Question

Consider 100.0 g samples of two different compounds consisting only of carbon and oxygen. One compound contains 27.2 g of carbon and the other has 42.9 g of carbon. Provide the proper Carbon to Carbon atom ratio that demonstrates the law of multiple proportions.

Answer 1

Answer: The ratio of carbon in both the compounds is 1 : 2

Step-by-step explanation:

Law of multiple proportions states that when two elements combine to form two or more compounds in more than one proportion. The mass of one element that combine with a given mass of the other element are present in the ratios of small whole number. For Example:
`Cu_2O\text{ and }CuO`

• For Sample 1:

Total mass of sample = 100 g

Mass of carbon = 27.2 g

Mass of oxygen = (100 - 27.7) = 72.8 g

To formulate the formula of the compound, we need to follow some steps:

• Step 1: Converting the given masses into moles.

Moles of Carbon =
`\frac{\text{Given mass of Carbon}}{\text{Molar mass of Carbon}}=(27.2g)/(12g/mole)=2.26moles`

Moles of Oxygen =
`\frac{\text{Given mass of oxygen}}{\text{Molar mass of oxygen}}=(72.8g)/(16g/mole)=4.55moles`

• Step 2: Calculating the mole ratio of the given elements.

For the mole ratio, we divide each value of the moles by the smallest number of moles calculated which is 2.26 moles.

For Carbon =
`(2.26)/(2.26)=1`

For Oxygen =
`(4.55)/(2.26)=2.01\approx 2`

• Step 3: Taking the mole ratio as their subscripts.

The ratio of C : O = 1 : 2

Hence, the formula for sample 1 is
`CO_2`

• For Sample 2:

Total mass of sample = 100 g

Mass of carbon = 42.9 g

Mass of oxygen = (100 - 42.9) = 57.1 g

To formulate the formula of the compound, we need to follow some steps:

• Step 1: Converting the given masses into moles.

Moles of Carbon =
`\frac{\text{Given mass of Carbon}}{\text{Molar mass of Carbon}}=(42.9g)/(12g/mole)=3.57moles`

Moles of Oxygen =
`\frac{\text{Given mass of oxygen}}{\text{Molar mass of oxygen}}=(57.1g)/(16g/mole)=3.57moles`

• Step 2: Calculating the mole ratio of the given elements.

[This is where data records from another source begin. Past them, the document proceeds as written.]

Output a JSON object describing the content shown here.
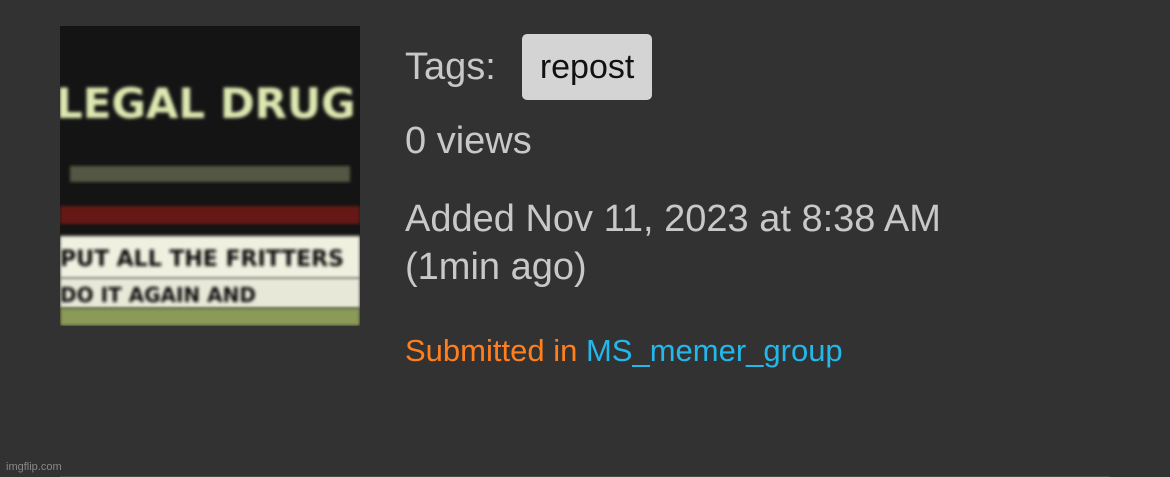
{
  "thumbnail": {
    "line1": "LEGAL DRUG",
    "line2": "PUT ALL THE FRITTERS",
    "line3": "DO IT AGAIN AND"
  },
  "tags": {
    "label": "Tags:",
    "items": [
      "repost"
    ]
  },
  "views": "0 views",
  "added": {
    "date_text": "Added Nov 11, 2023 at 8:38 AM",
    "relative": "(1min ago)"
  },
  "submitted": {
    "label": "Submitted in",
    "group": "MS_memer_group"
  },
  "watermark": "imgflip.com",
  "colors": {
    "background": "#323232",
    "submitted_label": "#ff7f1e",
    "group_link": "#23b7ea",
    "tag_bg": "#d4d4d4"
  }
}
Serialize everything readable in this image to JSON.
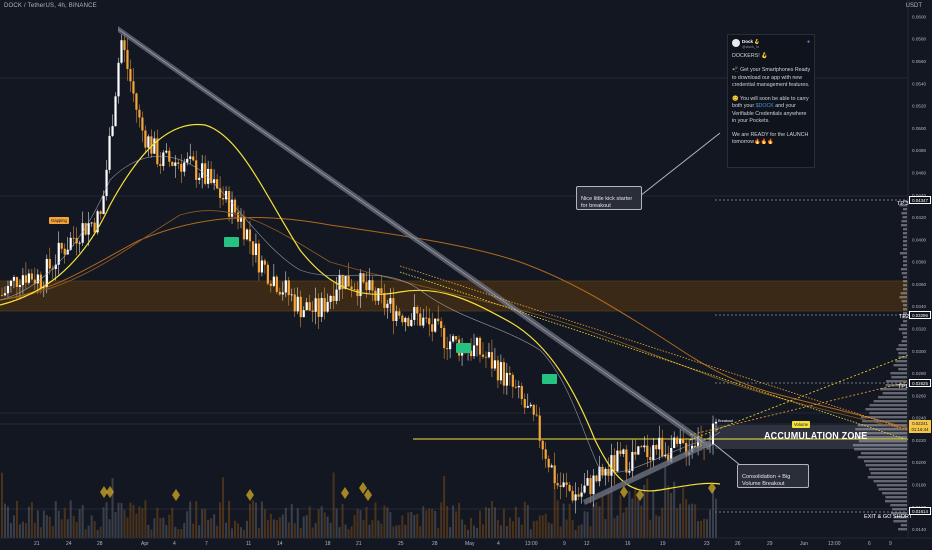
{
  "chart_title": "DOCK / TetherUS, 4h, BINANCE",
  "currency": "USDT",
  "chart_data": {
    "type": "line",
    "title": "DOCK / TetherUS, 4h, BINANCE",
    "y_scale_label": "USDT",
    "y_ticks": [
      0.06,
      0.058,
      0.056,
      0.054,
      0.052,
      0.05,
      0.048,
      0.046,
      0.044,
      0.042,
      0.04,
      0.038,
      0.036,
      0.034,
      0.032,
      0.03,
      0.028,
      0.026,
      0.024,
      0.022,
      0.02,
      0.018,
      0.016,
      0.014
    ],
    "ylim": [
      0.0132,
      0.0604
    ],
    "x_ticks": [
      "21",
      "24",
      "28",
      "Apr",
      "4",
      "7",
      "11",
      "14",
      "18",
      "21",
      "25",
      "28",
      "May",
      "4",
      "13:00",
      "9",
      "12",
      "16",
      "19",
      "23",
      "26",
      "29",
      "Jun",
      "13:00",
      "6",
      "9"
    ],
    "series": [
      {
        "values": [
          0.035,
          0.037,
          0.0365,
          0.039,
          0.041,
          0.042,
          0.058,
          0.05,
          0.047,
          0.047,
          0.046,
          0.044,
          0.042,
          0.038,
          0.036,
          0.034,
          0.0335,
          0.0365,
          0.036,
          0.0345,
          0.0335,
          0.033,
          0.0315,
          0.0305,
          0.03,
          0.0285,
          0.026,
          0.023,
          0.018,
          0.017,
          0.0185,
          0.02,
          0.0205,
          0.0215,
          0.021,
          0.022,
          0.0225
        ]
      }
    ],
    "price_levels": [
      {
        "label": "TP 3",
        "price": 0.04347,
        "tag": "0.04347"
      },
      {
        "label": "TP2",
        "price": 0.03296,
        "tag": "0.03296"
      },
      {
        "label": "TP1",
        "price": 0.02625,
        "tag": "0.02625"
      },
      {
        "label": "EXIT & GO SHORT",
        "price": 0.01614,
        "tag": "0.01614"
      }
    ],
    "current_price": "0.02241",
    "current_price_sub": "01:16:44",
    "annotations": [
      "ACCUMULATION ZONE",
      "Nice little kick starter for breakout",
      "Consolidation + Big Volume Breakout"
    ]
  },
  "tweet": {
    "name": "Dock 🪝",
    "handle": "@dock_io",
    "line1": "DOCKERS! 🪝",
    "line2": "📲 Get your Smartphones Ready to download our app with new credential management features.",
    "line3_pre": "😊 You will soon be able to carry both your ",
    "line3_hl": "$DOCK",
    "line3_post": " and your Verifiable Credentials anywhere in your Pockets.",
    "line4": "We are READY for the LAUNCH tomorrow🔥🔥🔥"
  },
  "labels": {
    "gapping": "Gapping",
    "breakout_tag": "Breakout",
    "volume_tag": "Volume"
  },
  "colors": {
    "background": "#131722",
    "up_candle": "#ffffff",
    "down_candle": "#f7a536",
    "ma_fast": "#f7e13a",
    "ma_slow": "#c67a1e",
    "trendline": "#9598a1",
    "zone": "#4a3318",
    "green_signal": "#26c281"
  }
}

For the mole ratio, we divide each value of the moles by the smallest number of moles calculated which is 3.57 moles.

For Carbon =
`(3.57)/(3.57)=1`

For Oxygen =
`(3.57)/(3.57)=1`

Step 3: Taking the mole ratio as their subscripts.

The ratio of C : O = 1 : 1

Hence, the formula for sample 1 is
`CO`

In the given samples, we need to fix the ratio of oxygen atoms.

So, in sample one, the atom ratio of oxygen and carbon is 2 : 1.

Thus, for 1 atom of oxygen, the atoms of carbon required will be =
`(1)/(2)* 1=(1)/(2)`

Now, taking the ratio of carbon atoms in both the samples, we get:

`C_1:C_2=(1)/(2):1=1:2`

Hence, the ratio of carbon in both the compounds is 1 : 2